AI Insights · Timothy · April 2022
Top 5 Miner Games Performance in Guatemala: Q1 2022
Explore the performance trends of the top 5 miner games in Guatemala during the first quarter of 2022, including downloads, revenue, and active users.
The first quarter of 2022 saw notable activity among the top 5 miner game applications in Guatemala, with varying trends in downloads, revenue, and active users. The data, sourced from Sensor Tower, provides insights into the performance of these games on a unified platform.
Idle Miner Tycoon: Money Games from Kolibri Games GmbH displayed fluctuating weekly revenue, peaking at around $66 in the final week of December and again in late March. Weekly downloads showed a steady increase, reaching a high of approximately 1.5K by the end of February. The app maintained a consistent number of active users, peaking at 8.9K in late February.

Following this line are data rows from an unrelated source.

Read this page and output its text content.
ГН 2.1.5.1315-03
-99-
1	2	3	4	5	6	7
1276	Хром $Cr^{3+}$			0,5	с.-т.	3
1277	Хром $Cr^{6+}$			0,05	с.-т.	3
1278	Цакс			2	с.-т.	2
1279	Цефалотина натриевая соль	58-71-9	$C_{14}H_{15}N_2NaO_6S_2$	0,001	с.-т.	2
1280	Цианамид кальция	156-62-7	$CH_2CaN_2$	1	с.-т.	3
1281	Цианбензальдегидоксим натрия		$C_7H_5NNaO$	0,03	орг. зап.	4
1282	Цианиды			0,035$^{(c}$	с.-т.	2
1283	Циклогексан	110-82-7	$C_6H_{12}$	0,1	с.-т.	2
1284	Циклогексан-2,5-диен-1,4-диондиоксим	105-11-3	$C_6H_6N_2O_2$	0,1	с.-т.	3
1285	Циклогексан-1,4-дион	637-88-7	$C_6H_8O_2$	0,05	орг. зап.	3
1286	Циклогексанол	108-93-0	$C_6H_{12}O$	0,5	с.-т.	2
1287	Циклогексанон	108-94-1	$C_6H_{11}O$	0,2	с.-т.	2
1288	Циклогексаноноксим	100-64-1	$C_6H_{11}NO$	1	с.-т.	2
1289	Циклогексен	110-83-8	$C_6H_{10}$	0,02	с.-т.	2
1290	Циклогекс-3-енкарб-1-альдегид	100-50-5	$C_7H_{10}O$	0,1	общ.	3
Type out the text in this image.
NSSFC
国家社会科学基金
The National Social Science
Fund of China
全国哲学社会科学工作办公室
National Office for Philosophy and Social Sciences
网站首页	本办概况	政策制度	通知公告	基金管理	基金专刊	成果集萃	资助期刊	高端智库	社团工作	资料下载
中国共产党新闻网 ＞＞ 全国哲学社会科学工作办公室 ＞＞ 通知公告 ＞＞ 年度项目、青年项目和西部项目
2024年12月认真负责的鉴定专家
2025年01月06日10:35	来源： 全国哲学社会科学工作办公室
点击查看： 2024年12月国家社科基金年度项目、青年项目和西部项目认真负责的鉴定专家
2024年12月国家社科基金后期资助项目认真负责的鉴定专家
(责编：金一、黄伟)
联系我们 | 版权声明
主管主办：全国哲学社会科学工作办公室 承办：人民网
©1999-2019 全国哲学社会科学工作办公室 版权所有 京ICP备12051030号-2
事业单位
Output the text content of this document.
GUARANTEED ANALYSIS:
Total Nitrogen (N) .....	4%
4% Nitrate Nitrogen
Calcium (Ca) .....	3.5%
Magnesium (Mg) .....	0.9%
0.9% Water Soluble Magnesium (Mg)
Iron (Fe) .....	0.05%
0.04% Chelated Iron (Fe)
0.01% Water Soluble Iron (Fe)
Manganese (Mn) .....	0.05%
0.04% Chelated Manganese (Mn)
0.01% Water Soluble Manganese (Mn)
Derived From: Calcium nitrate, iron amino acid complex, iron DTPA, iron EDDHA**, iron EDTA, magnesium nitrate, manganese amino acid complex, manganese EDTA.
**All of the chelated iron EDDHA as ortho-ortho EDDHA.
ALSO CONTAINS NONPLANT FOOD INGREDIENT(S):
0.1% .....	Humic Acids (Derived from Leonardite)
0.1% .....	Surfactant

Diggy's Adventure: Pipe Games by Pixel Federation Games experienced a significant drop in weekly revenue from $816 at the end of December to a low of $29 in late January, with minor fluctuations thereafter. Downloads saw a surge mid-January with 4.9K downloads, but dropped to nearly zero in late February, before recovering to 422 by the end of March. Active users peaked at 7.7K in late January and stabilized around 4K by the end of the quarter.
Coal Mining Inc. from Lion Studios had consistent weekly downloads, ranging between 150 and 310 throughout the quarter. Active users showed a slight decline from 541 at the beginning of January to 299 by the end of March.
Adventure Miner by Yso Corp experienced low download numbers, peaking at 273 in early January and dropping to just 29 by the end of March. Active users also saw a decline from 713 in late December to 357 by the end of March.
Once Upon a Tower from Pomelo Games demonstrated stable weekly downloads, with a peak of 227 in mid-March. Active users remained consistent, fluctuating slightly around 1.7K to 1.8K throughout the quarter.
For more detailed insights and further information, visit Sensor Tower.